A constant drizzle and blasts of wind underscored the negative mood as students filed into Bishop Auditorium on Stanford's palm tree-studded, mission-style campus for a conference called "The Funding Game: Venture Capital at the Crossroads." Scores of crestfallen MBA students who paid $50 to attend the workshop shook their heads in disbelief that the state of their chosen industry had deteriorated so dramatically in the past year.

"I think the prospects for someone just coming out of the GSB are pretty dim," said Peter Fenton, principal at Accel Partners and a specialist in developing businesses focused on distributed computing, Internet data center technologies and e-business infrastructure software and services. "The quick hits just aren't there anymore."

Fenton said Accel funded about 50 companies in 1999 and 30 in 2000. He expects the firm will fund only 15 to 20 this year. In general, he said, the firm has stopped tapping MBA students for business ideas; rather, two recent companies started by young entrepreneurs had ideas rooted in sophisticated engineering Ph.D. thesis papers.

Wild pitches
When pressed for advice on how graduates of the MBA program could most impress critical VCs, the panelists offered some help. VC firms hear dozens of proposals each week from wild-eyed dreamers, so the experts rattled off a list of their pet peeves.

Several VCs lamented that new entrepreneurs usually don't have "realistic" attitudes about the competitive landscape of their business niche. Entrepreneurs searching for funds tend to be too cocky, said Michael Goguen, partner at the venerable Sequoia Capital, and he would rather see them exhibit "healthy paranoia."

"We always hear the big apples to big oranges comparisons: 'We'll build our product to work 10 times faster than the competitors,'" said Goguen, whose firm's partners have funded 500 companies since 1972, including Cisco, Oracle, 3Com and Apple. "Then we say, 'But when can you come out with this product?' They say in two years.

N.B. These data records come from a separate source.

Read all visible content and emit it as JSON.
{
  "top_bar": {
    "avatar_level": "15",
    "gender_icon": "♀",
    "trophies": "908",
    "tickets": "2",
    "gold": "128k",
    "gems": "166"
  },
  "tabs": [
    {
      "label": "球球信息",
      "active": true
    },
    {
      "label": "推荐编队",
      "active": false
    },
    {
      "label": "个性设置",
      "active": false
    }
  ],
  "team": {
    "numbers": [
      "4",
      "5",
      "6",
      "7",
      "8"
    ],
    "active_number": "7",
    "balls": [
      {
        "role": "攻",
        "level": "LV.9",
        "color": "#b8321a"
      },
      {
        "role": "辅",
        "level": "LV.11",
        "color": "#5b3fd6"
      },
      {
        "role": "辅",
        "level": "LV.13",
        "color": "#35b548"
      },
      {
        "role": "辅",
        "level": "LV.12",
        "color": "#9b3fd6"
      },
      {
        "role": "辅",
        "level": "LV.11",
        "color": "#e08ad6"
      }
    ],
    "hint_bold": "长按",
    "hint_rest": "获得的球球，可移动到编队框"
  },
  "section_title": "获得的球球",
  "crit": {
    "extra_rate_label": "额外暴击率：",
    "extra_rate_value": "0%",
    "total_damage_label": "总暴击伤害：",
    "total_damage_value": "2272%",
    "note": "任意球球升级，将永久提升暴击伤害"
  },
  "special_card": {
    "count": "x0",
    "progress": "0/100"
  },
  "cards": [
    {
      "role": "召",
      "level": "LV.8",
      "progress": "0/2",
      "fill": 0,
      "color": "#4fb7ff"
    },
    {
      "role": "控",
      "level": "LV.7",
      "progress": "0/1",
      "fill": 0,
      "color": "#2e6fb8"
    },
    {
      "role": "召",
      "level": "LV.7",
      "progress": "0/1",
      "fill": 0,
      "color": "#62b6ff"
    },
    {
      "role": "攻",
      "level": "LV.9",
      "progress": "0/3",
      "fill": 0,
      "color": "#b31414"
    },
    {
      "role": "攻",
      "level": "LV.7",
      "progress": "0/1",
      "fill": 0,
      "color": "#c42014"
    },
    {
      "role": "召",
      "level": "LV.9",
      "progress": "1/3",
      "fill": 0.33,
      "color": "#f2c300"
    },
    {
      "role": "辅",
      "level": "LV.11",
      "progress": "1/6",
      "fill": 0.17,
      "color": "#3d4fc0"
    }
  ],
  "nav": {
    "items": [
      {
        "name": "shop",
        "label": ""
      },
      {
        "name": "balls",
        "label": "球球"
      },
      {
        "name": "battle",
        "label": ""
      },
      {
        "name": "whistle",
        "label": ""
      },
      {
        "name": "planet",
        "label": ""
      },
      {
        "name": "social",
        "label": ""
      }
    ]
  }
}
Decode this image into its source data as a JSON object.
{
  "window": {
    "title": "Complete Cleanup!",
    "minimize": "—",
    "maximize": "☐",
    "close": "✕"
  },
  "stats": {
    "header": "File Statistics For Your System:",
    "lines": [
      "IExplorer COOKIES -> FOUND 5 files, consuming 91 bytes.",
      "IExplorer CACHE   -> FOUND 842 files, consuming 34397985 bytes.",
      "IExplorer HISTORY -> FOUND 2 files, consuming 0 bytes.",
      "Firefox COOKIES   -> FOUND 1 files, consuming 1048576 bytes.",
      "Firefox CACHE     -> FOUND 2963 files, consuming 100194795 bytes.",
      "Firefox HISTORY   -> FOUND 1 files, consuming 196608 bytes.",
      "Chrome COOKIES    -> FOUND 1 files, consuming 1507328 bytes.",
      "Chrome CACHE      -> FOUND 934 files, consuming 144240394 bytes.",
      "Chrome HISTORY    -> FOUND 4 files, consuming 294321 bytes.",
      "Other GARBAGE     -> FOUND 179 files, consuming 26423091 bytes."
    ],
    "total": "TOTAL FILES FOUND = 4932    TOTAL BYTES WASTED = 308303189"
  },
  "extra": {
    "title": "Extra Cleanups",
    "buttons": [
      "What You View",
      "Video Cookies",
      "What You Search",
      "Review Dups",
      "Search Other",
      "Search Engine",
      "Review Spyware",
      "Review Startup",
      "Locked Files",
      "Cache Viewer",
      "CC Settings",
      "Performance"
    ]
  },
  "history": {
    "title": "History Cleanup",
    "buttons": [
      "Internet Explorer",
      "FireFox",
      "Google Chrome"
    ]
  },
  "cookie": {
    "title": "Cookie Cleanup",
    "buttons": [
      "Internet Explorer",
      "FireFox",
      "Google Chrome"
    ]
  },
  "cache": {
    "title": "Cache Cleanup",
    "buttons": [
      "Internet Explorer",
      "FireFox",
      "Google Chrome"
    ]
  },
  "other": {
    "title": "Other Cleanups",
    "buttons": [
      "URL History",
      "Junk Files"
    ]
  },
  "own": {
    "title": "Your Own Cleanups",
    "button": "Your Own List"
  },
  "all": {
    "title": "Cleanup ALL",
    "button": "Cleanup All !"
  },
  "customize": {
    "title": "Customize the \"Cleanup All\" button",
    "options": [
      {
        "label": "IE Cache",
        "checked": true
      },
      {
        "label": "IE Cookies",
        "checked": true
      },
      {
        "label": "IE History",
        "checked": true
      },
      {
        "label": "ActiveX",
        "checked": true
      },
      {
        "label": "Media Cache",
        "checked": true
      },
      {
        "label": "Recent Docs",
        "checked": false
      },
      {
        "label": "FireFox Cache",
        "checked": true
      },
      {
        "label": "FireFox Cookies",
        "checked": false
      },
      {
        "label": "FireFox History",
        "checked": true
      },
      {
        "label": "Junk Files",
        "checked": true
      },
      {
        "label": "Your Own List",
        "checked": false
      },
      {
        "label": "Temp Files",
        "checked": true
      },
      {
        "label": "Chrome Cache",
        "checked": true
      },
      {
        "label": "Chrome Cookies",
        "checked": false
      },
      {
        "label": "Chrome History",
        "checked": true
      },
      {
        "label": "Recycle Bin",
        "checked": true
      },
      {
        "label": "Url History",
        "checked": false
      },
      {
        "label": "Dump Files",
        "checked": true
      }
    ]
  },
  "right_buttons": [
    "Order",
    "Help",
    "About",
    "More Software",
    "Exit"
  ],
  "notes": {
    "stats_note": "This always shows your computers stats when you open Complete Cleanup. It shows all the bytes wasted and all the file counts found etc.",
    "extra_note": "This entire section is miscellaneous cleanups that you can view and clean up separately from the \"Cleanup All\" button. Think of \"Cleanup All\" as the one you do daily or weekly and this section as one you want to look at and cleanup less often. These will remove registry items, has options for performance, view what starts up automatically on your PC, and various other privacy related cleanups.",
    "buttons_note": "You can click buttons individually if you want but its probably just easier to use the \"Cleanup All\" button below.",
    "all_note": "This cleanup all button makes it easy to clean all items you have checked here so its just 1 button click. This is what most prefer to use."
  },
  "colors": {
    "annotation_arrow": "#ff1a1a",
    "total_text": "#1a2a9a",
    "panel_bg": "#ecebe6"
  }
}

Well, what do you think the competitors will have by then?"

Another annoyance is the rogue entrepreneur who doesn't believe he needs a team of more seasoned executives to run the business as it grows, the VCs agreed. Bob Marshall, general partner at Selby Ventures, which specializes in early-stage funding, lamented that few people who pitch him ideas understand their "realistic staffing needs."

"The founder must be realistic about his own strengths and weaknesses," Marshall said. "If someone came in and said to me, 'We need a CEO right now, and before the next round we'll need a CFO,' that would be impressive."

Randall Stross, a business professor at San Jose State University and author of a book on VCs called "eBoys: The First Inside Account of Venture Capitalists at Work," asked panelists what kind of research entrepreneurs should do before they target VC firms.

Several panelists said they should pick a firm that has funds in the entrepreneur's specific business sector--for example, Internet software, optical networking or mobile broadband. The Sequoia partner emphasized that the VC firm should be considered blue chip with a strong track record and entrepreneurs should expertly research each partner.

But Conway dismissed his competitors' advice and returned the discussion to its depressive state.

"In today's environment, I would say don't do any research whatsoever," Conway said. "I'd say if anyone is offering money, take it."